Per Phase 4 plan PR #14 + kerneldoc audit (Task #19). Six call sites
deferred per-RX-frame mac80211 dispatch via tasklet; replace with the
synchronous-from-process-context API ieee80211_rx_ni() which does its
own local_bh_disable wrap.
Why _ni and not _list:
Phase 4 plan originally targeted ieee80211_rx_list for batch
delivery. Mining mt76 mainline (the only driver using _list)
showed the canonical pattern requires threading a struct list_head
through the per-frame call chain. bes2600s WSM dispatcher
(wsm_handle_rx -> bes2600_rx_cb / wsm.c beacon path) sits between
the bh threads SDIO read and the mac80211 hand-off; threading a
list_head through the dispatcher is a non-trivial refactor.
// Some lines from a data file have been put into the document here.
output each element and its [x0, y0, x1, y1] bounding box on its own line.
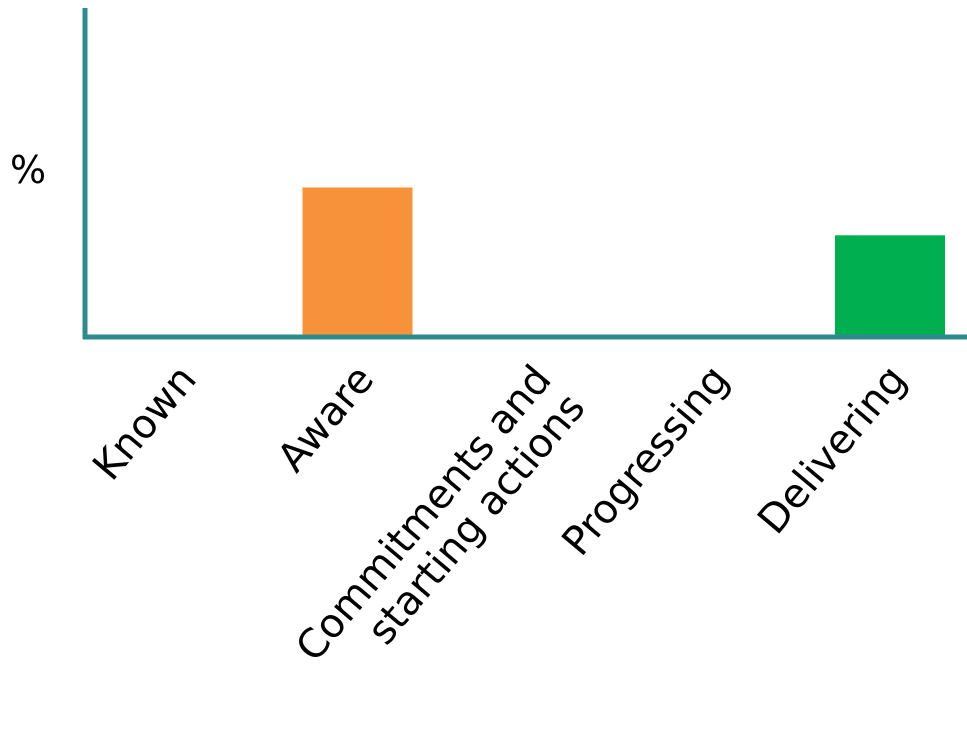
- axes-group: [82, 8, 967, 340]
- x-tick-label-line: Known: [84, 357, 205, 489]
- x-tick-label-line: Delivering: [749, 357, 916, 543]
- bar-2: [302, 187, 413, 337]
- bars-group: [302, 187, 945, 337]
- x-tick-label-4: Progressing: [553, 357, 738, 565]
- x-tick-label-line: Aware: [269, 357, 383, 481]
- x-tick-label-1: Known: [84, 357, 205, 489]
- x-tick-label-2: Aware: [269, 357, 383, 481]
- x-tick-label-line: Progressing: [553, 357, 738, 565]
- x-tick-label-5: Delivering: [749, 357, 916, 543]
- y-axis-label: %: [10, 148, 46, 192]
- bar-5: [835, 235, 945, 337]
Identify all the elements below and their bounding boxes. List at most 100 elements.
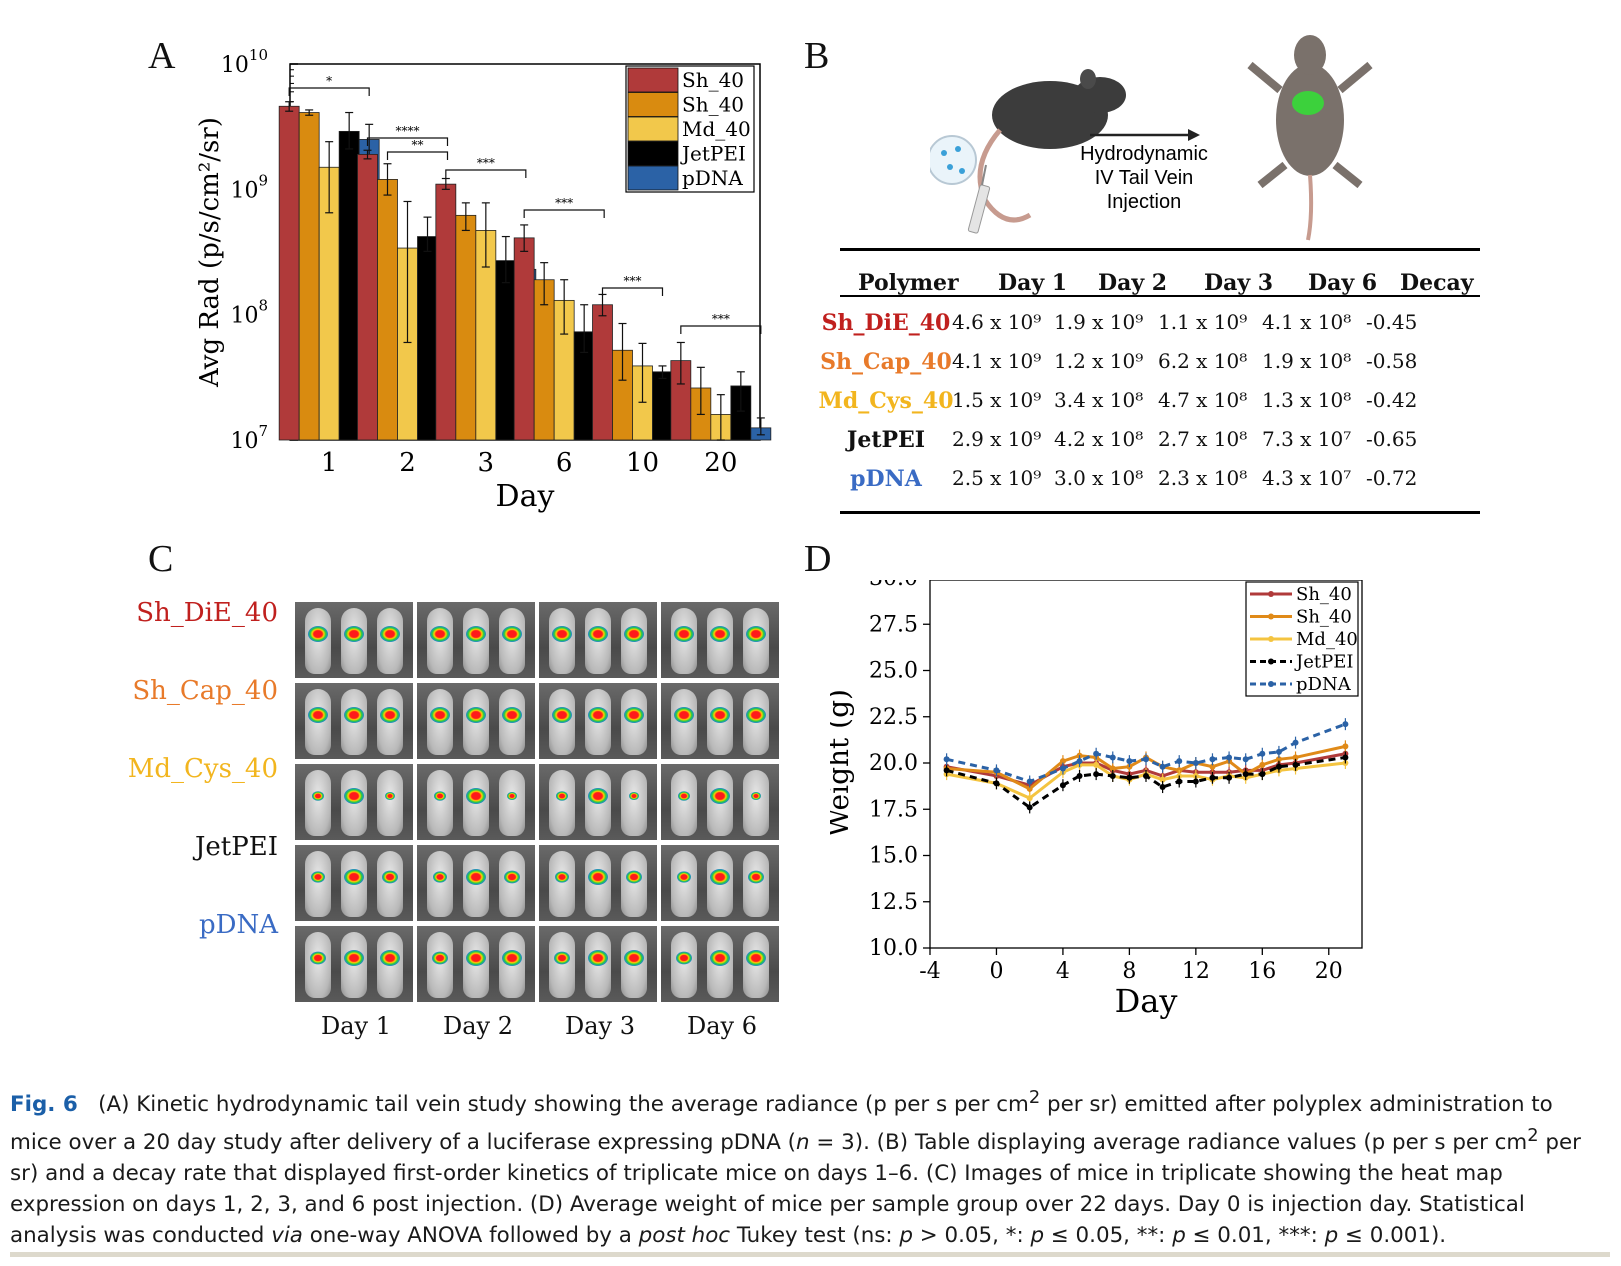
mouse-image-cell [661,683,779,759]
caption-italic: p [899,1223,913,1249]
data-point [1026,778,1033,785]
y-tick-label: 15.0 [869,844,918,869]
bioluminescence-signal [344,707,364,723]
table-polymer-cell: Sh_DiE_40 [821,310,951,336]
mouse-silhouette [549,932,575,998]
mouse-silhouette [671,770,697,836]
data-point [1159,784,1166,791]
schematic-label-line-2: IV Tail Vein [1095,167,1194,189]
mouse-image-cell [417,764,535,840]
caption-text: ≤ 0.001). [1338,1223,1447,1249]
legend-swatch [627,92,679,117]
bioluminescence-signal [677,871,691,883]
y-tick-label: 25.0 [869,659,918,684]
bioluminescence-signal [629,792,639,800]
table-cell: 7.3 x 10⁷ [1262,427,1352,451]
y-tick-label: 107 [230,422,268,454]
data-point [1159,776,1166,783]
legend-marker [1268,681,1274,687]
y-tick-label: 108 [230,297,268,329]
caption-text: > 0.05, *: [913,1223,1031,1249]
imaging-column-label: Day 6 [686,1012,757,1040]
mouse-image-cell [539,602,657,678]
table-cell: -0.45 [1366,310,1418,334]
mouse-image-cell [417,845,535,921]
y-tick-label: 1010 [221,46,268,78]
x-tick-label: -4 [919,959,940,984]
bioluminescence-signal [430,626,450,642]
bioluminescence-signal [344,869,364,885]
caption-text: ≤ 0.05, **: [1044,1223,1173,1249]
bioluminescence-signal [434,791,446,801]
table-top-rule [840,248,1480,251]
legend-label: Md_40 [1296,629,1358,650]
mouse-image-cell [661,845,779,921]
table-cell: 2.5 x 10⁹ [952,466,1042,490]
y-axis-label: Weight (g) [830,689,855,837]
data-point [1059,758,1066,765]
legend-marker [1268,658,1274,665]
table-cell: 1.3 x 10⁸ [1262,388,1352,412]
bioluminescence-signal [556,791,568,801]
bioluminescence-signal [676,951,692,965]
bar [592,304,613,441]
table-header-rule [840,295,1480,297]
mouse-silhouette [549,851,575,917]
mouse-silhouette [341,689,367,755]
mouse-image-cell [417,683,535,759]
caption-italic: post hoc [638,1223,731,1249]
table-header: Day 2 [1098,270,1168,296]
bioluminescence-signal [674,626,694,642]
legend-swatch [627,141,679,166]
bioluminescence-signal [504,870,520,884]
data-point [1093,761,1100,768]
mouse-silhouette [377,689,403,755]
mouse-silhouette [341,851,367,917]
data-point [1076,772,1083,779]
bar [377,179,398,441]
significance-bracket [680,325,762,334]
data-point [943,767,950,774]
table-header: Decay [1400,270,1474,296]
schematic-label-line-1: Hydrodynamic [1080,143,1208,165]
mouse-silhouette [377,932,403,998]
table-cell: 4.2 x 10⁸ [1054,427,1144,451]
bar [455,214,477,441]
data-point [1093,771,1100,778]
caption-italic: via [271,1223,303,1249]
mouse-silhouette [305,851,331,917]
caption-text: = 3). (B) Table displaying average radia… [809,1130,1528,1156]
y-tick-exponent: 9 [258,171,268,189]
mouse-silhouette [585,770,611,836]
caption-italic: p [1030,1223,1045,1249]
data-point [1226,774,1233,781]
table-cell: 1.9 x 10⁹ [1054,310,1144,334]
table-cell: -0.42 [1366,388,1418,412]
legend-marker [1268,636,1274,642]
y-tick-label: 27.5 [869,612,918,637]
bar [338,130,360,441]
mouse-image-cell [417,926,535,1002]
caption-text: (A) Kinetic hydrodynamic tail vein study… [98,1092,1029,1118]
imaging-column-label: Day 1 [320,1012,391,1040]
bioluminescence-signal [588,869,608,885]
significance-label: ** [412,138,424,152]
table-row: JetPEI 2.9 x 10⁹ 4.2 x 10⁸ 2.7 x 10⁸ 7.3 x 1… [840,427,1480,465]
bioluminescence-signal [344,788,364,804]
legend-marker [1268,613,1274,620]
table-cell: -0.58 [1366,349,1418,373]
mouse-image-cell [661,602,779,678]
x-tick-label: 20 [1315,959,1343,984]
data-point [1226,754,1233,761]
mouse-image-cell [295,764,413,840]
caption-italic: p [1324,1223,1339,1249]
mouse-image-cell [417,602,535,678]
table-cell: 1.9 x 10⁸ [1262,349,1352,373]
x-tick-label: 10 [626,448,659,478]
mouse-image-cell [295,926,413,1002]
mouse-silhouette [499,932,525,998]
table-cell: 4.7 x 10⁸ [1158,388,1248,412]
significance-bracket [386,151,449,160]
bar [298,112,320,441]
ieee80211_rx_ni() is the simpler drop-in: no list management, still
removes the tasklet hop. Per-call local_bh_disable cost is trivial
vs the saved tasklet schedule. Future refactor can revisit _list
if measurements warrant.
Sites converted:
- ap.c:96 (bes2600_sta_add link-id rx_queue drain on AP-mode
STA add). Was inside spin_lock_bh(&ps_state_lock);
refactored to splice the queue under the lock then
deliver after unlock — _ni runs the synchronous
mac80211 RX path inline, would otherwise hold the
lock across mac80211 dispatch. splice via
skb_queue_splice_init into a local sk_buff_head.
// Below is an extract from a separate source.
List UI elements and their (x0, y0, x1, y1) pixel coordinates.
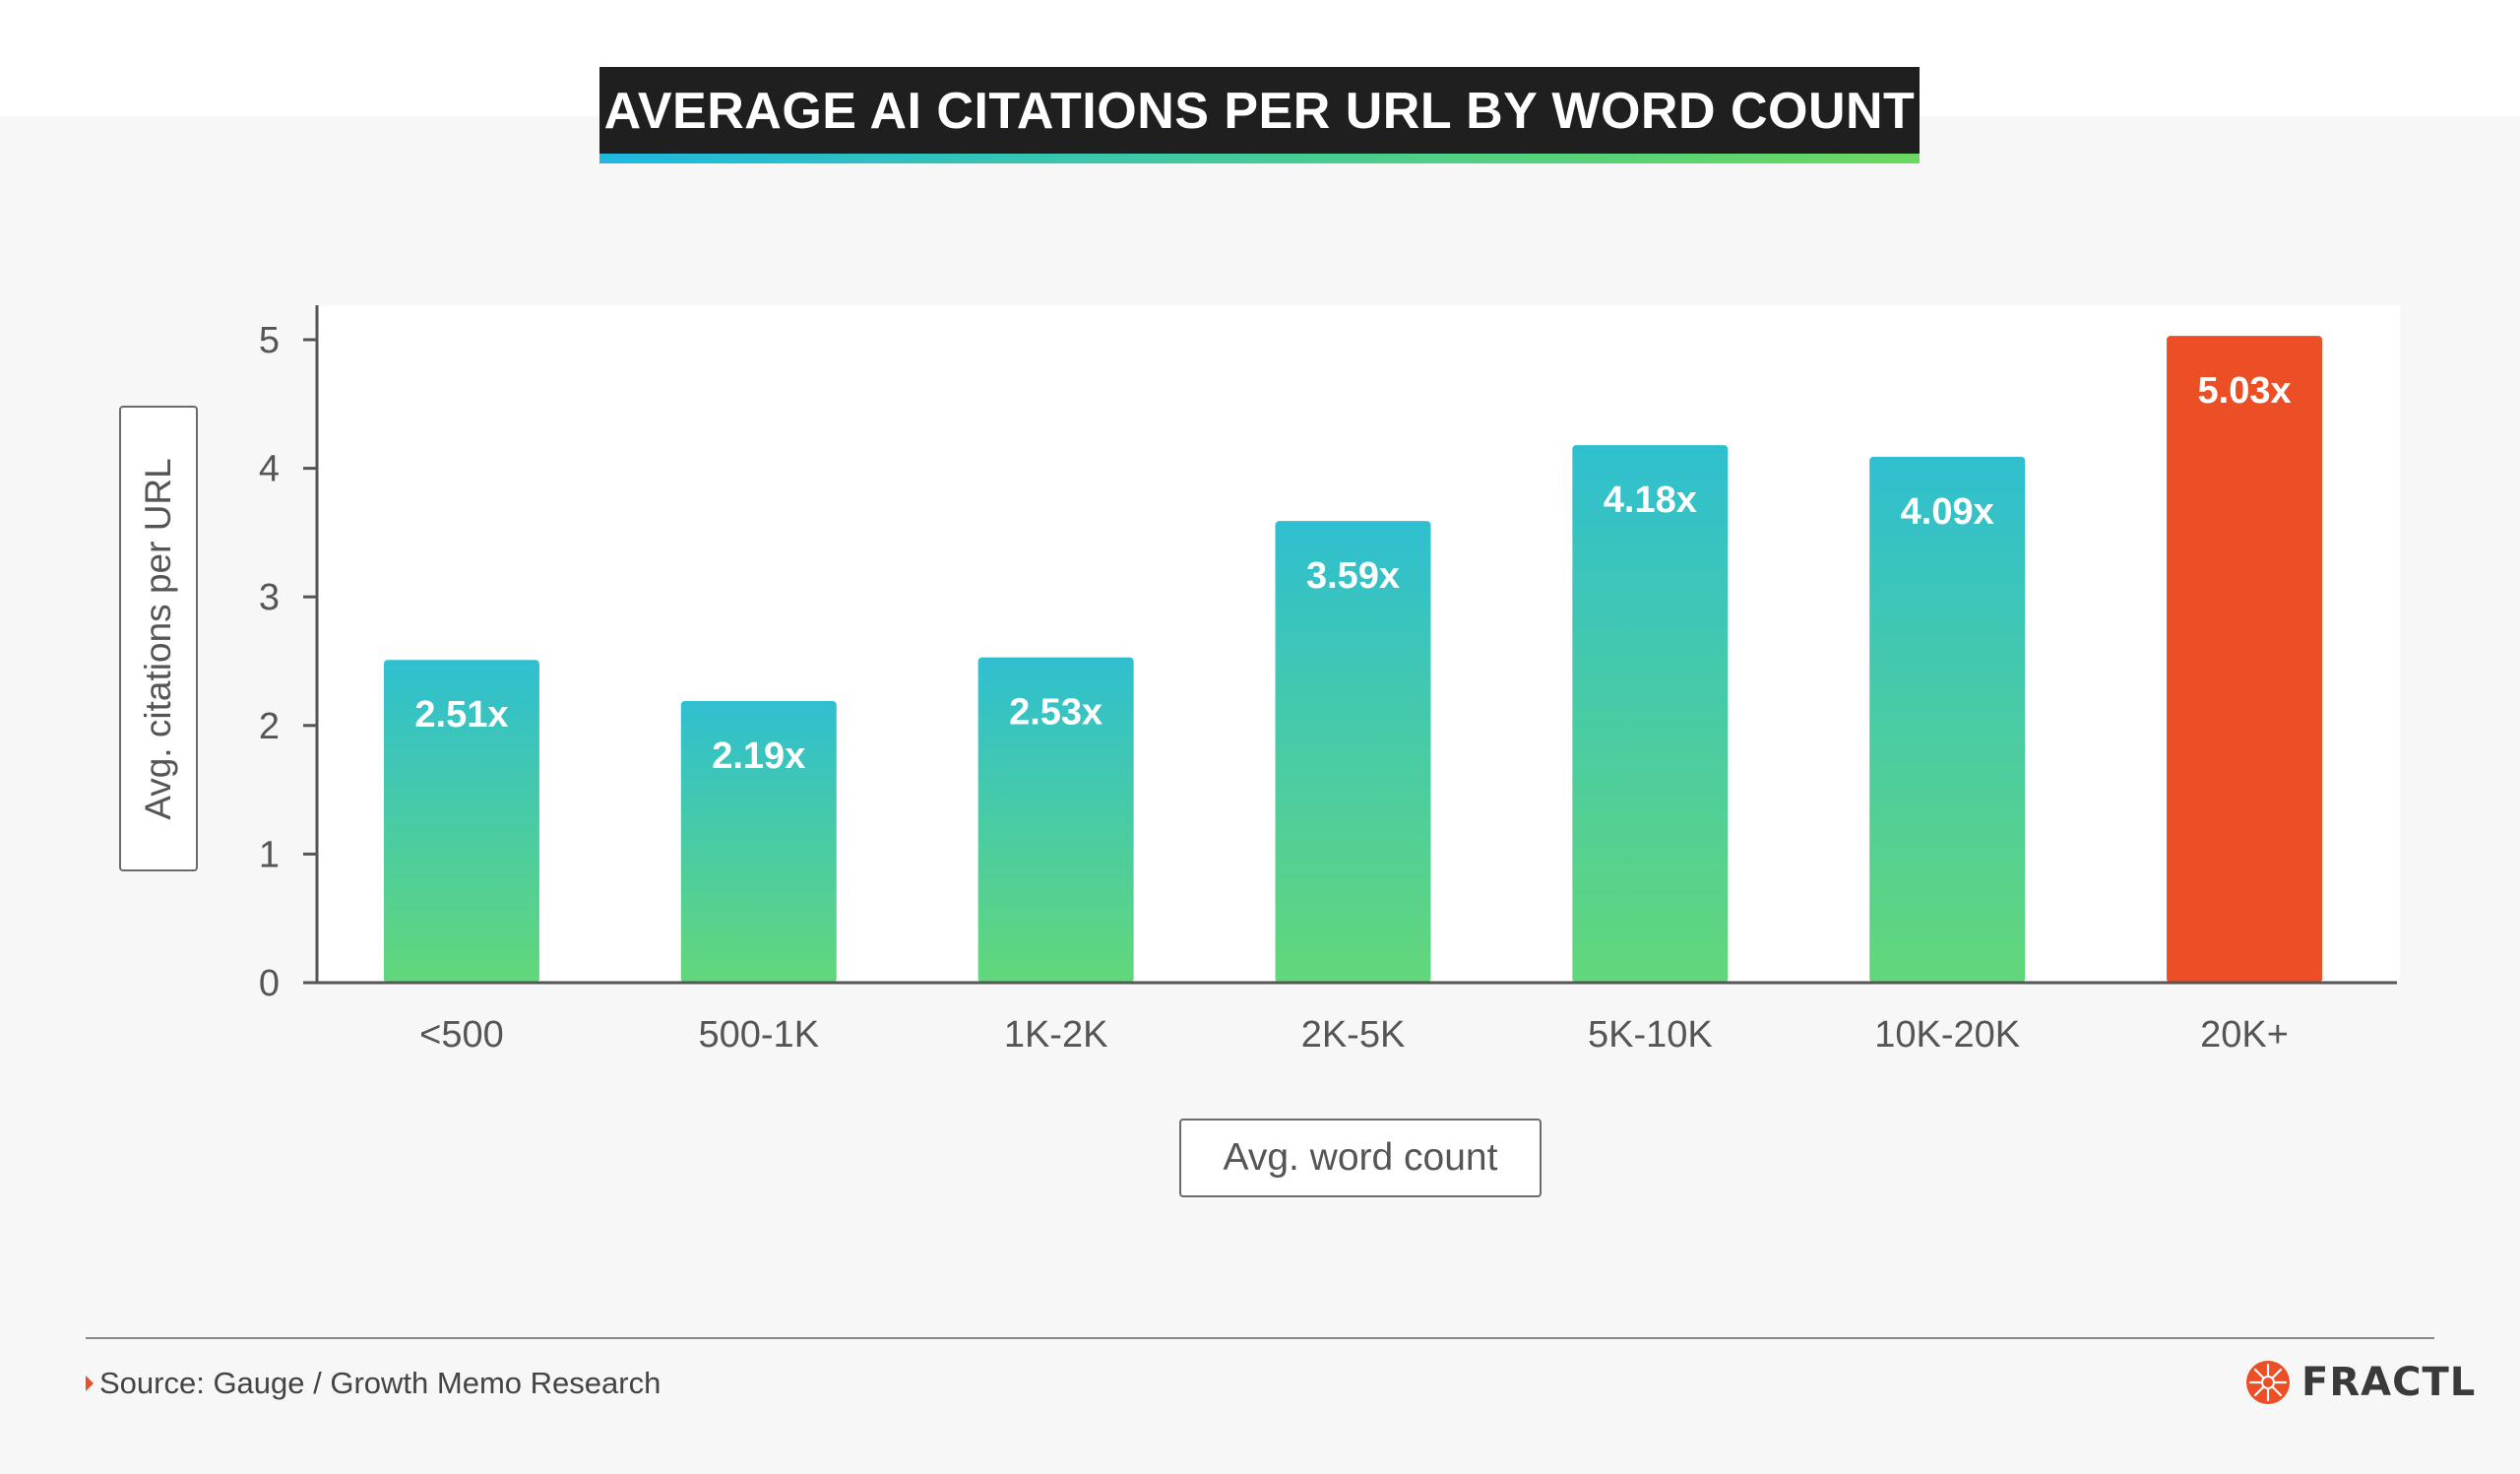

- sta.c:1487 (deauth-frame inject in inactivity-event handler).
Not under any lock; direct conversion.
- txrx.c:1960 (early-data + pm_unsupported branch from Patch E).
- txrx.c:1967 (early-data + LINK_SOFT-not-set branch).
- txrx.c:1971 (normal RX path in bes2600_rx_cb).
- wsm.c:2415 (beacon delivery in scan-complete WSM handler).
beacon SKB ownership is preserved by the existing
skb_copy(beacon, GFP_ATOMIC) -> beacon_bkp pattern;
no lifecycle change needed.
Mixing constraint (kerneldoc include/net/mac80211.h:5399-5430):
ieee80211_rx_ni() cannot mix with ieee80211_rx_irqsafe() for a
single hardware. All 6 sites convert atomically; no mixed state.
Build verified clean on ohm sandbox: srcversion 619A51E61BF5479AAC146E6.
Predicted Phase 7 delta: +5-15% over v3+D+E baseline (2.35 MB/s mean
on v3 alone; D+E single-rep was 3.22 MB/s). Modest improvement
expected from removing the tasklet schedule per RX frame. Smaller
deltas would still be a net win for upstream-cleanliness — the
kernel.org submission story benefits from not using _irqsafe from
process context.